O Desenho da Figura Humana, por exemplo, para além de projetar a imagem corporal, compõe habitualmente uma gama de projeções relacionadas ao autoconceito, autoestima, a imagem ideal do eu e as atitudes para com os outros. O desenho pode refletir não apenas o que é consciente mas também pode expressar conteúdos inconscientes. O Desenho da Figura Humana, a par com o Desenho da Família, são dois dos recursos mais utilizados por psicólogos na avaliação do estado emocional da criança, por ser uma medida simples, bem aceite e muito rica em informação relevante para a avaliação do caso.
Aquando da avaliação psicológica, a tarefa de desenho é proposta à criança, que como já foi referido, habitualmente aceita de bom grado. De seguida é feito um inquérito estruturado, de acordo com o tipo de prova, onde é extraída toda a informação/descrição possível acerca das figuras representadas, num contexto por vezes de grande subjetividade e fantasia, que pode permitir chegar a factos, medos, preocupações ou desejos, por vezes mais difíceis de expressar de forma direta e objetiva. Desenhar permite a expressão de emoções e pensamentos, por vezes muito difíceis de manifestar verbalmente de forma espontânea. Ao mesmo tempo, enquanto desenha, a criança revela toda uma linguagem corporal, também ela informativa. O modo como executa, a postura, as dúvidas sobre a sua habilidade, a segurança que apresenta, a firmeza do traço, a segurança que revela, o uso da borracha, a existência de sombreado, a simetria, as omissões, entre outros detalhes, são registados pelo psicólogo e constituem um forte elemento informativo do funcionamento da criança.
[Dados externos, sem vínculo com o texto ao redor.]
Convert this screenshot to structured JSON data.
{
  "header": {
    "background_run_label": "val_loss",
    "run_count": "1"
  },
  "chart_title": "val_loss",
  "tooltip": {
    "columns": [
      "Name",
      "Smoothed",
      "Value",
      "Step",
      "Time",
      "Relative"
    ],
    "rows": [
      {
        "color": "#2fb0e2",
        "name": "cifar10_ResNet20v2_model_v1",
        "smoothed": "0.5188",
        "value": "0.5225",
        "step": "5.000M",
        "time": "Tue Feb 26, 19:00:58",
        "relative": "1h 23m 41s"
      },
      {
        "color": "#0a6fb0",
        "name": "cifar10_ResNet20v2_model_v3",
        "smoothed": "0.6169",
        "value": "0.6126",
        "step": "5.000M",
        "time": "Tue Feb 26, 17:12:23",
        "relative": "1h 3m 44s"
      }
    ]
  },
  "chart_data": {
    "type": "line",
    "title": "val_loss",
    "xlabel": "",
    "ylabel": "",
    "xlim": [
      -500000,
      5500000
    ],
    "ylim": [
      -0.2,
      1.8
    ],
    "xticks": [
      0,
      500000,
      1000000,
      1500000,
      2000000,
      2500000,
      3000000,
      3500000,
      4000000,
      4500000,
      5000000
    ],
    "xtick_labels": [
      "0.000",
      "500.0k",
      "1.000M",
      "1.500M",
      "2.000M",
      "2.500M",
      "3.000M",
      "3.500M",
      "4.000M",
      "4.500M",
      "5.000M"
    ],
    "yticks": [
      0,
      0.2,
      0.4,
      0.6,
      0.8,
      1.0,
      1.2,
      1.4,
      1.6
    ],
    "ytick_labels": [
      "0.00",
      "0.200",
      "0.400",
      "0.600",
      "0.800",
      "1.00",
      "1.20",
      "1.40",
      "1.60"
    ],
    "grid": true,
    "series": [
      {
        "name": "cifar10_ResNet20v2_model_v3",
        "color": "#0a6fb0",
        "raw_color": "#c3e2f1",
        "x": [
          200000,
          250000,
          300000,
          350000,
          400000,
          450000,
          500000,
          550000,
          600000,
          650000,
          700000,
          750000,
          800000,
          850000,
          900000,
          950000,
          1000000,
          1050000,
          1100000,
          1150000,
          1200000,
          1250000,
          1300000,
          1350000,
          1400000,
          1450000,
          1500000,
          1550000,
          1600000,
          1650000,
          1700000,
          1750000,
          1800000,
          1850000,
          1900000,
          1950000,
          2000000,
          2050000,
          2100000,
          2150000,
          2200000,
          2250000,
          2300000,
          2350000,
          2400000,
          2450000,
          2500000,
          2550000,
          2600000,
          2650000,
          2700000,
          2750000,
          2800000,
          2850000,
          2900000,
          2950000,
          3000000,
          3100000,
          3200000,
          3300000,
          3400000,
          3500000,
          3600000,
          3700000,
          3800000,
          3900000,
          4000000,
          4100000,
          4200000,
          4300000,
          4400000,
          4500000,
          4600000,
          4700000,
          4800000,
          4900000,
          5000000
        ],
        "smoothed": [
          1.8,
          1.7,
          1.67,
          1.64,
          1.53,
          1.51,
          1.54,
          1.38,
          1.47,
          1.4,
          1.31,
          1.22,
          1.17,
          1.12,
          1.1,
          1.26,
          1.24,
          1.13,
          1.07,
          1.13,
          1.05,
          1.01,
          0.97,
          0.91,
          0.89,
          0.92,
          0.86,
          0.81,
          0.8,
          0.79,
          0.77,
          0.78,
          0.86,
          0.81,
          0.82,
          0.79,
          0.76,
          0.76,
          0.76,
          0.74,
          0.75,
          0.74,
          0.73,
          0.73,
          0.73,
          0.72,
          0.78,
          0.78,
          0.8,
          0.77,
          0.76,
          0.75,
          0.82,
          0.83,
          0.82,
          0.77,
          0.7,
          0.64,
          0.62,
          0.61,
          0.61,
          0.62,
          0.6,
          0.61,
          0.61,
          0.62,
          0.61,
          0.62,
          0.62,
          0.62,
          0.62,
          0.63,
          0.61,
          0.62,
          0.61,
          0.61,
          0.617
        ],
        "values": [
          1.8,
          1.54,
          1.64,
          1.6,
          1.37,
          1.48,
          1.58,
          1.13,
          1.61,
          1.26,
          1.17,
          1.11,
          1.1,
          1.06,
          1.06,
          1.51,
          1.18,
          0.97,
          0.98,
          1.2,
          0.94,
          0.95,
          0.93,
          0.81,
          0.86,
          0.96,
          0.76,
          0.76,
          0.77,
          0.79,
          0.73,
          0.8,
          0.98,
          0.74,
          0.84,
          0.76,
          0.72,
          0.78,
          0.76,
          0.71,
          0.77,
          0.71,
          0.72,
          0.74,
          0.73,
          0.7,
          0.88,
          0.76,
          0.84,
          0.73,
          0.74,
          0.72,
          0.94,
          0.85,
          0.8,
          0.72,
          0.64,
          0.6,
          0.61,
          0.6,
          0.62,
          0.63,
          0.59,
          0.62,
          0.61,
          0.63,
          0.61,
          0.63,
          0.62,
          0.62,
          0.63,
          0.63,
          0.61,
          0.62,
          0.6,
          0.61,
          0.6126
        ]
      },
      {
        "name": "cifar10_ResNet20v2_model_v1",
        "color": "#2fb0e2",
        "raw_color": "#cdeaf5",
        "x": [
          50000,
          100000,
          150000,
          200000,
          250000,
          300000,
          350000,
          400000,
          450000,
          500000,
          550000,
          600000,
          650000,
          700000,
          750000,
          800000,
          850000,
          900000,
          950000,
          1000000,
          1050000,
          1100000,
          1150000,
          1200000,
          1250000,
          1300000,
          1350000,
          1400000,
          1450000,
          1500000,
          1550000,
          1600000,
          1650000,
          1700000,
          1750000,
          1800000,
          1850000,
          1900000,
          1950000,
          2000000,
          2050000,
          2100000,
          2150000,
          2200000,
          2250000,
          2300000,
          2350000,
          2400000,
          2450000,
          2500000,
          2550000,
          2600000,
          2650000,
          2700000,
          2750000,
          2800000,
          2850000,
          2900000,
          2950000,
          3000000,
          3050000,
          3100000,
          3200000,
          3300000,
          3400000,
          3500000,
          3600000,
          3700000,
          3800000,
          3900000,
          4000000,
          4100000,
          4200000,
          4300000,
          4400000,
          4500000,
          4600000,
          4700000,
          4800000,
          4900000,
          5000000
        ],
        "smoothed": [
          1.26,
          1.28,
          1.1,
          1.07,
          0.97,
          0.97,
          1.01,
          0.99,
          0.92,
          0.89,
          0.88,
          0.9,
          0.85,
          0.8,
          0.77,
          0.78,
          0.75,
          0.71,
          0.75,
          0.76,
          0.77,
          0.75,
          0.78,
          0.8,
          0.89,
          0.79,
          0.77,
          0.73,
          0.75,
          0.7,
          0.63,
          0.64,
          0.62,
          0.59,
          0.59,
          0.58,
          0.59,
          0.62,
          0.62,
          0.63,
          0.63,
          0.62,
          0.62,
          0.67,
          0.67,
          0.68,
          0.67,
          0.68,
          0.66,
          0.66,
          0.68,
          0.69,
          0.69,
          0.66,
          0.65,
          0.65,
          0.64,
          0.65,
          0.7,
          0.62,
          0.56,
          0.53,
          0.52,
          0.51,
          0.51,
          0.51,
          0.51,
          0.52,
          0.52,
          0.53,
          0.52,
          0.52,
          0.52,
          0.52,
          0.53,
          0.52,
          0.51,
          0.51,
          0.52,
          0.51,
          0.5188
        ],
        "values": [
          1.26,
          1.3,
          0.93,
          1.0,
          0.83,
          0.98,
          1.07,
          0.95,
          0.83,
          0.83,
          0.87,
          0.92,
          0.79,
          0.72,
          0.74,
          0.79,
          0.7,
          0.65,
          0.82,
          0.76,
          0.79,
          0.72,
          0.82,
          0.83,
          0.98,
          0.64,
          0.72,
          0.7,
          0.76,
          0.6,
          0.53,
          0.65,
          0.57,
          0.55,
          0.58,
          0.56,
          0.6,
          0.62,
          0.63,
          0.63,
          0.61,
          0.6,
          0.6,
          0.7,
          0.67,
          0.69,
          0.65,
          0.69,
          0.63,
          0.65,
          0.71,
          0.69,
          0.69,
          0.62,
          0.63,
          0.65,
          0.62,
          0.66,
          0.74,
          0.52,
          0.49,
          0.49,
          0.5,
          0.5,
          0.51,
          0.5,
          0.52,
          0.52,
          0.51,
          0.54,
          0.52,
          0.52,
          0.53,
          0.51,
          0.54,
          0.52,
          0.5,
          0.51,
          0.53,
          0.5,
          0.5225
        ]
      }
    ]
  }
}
O desenho enquanto prova de avaliação psicológica avalia a maturidade intelectual, no que diz respeito à capacidade de perceção, abstração e generalização. É uma prova não-verbal que revela a perceção consciente e inconsciente em relação a si mesmo e às pessoas significativas do seu ambiente, a sua forma de agir e de se posicionar frente ao mundo. É muito importante que os aspetos a serem analisados no desenho não sejam vistos isoladamente mas sim em conjunto. Não devem seguir uma receita do tipo “chapa 5” mas pelo contrário, a análise do desenho deve ser feita tendo em consideração a história da criança e principalmente o que ela diz acerca do mesmo.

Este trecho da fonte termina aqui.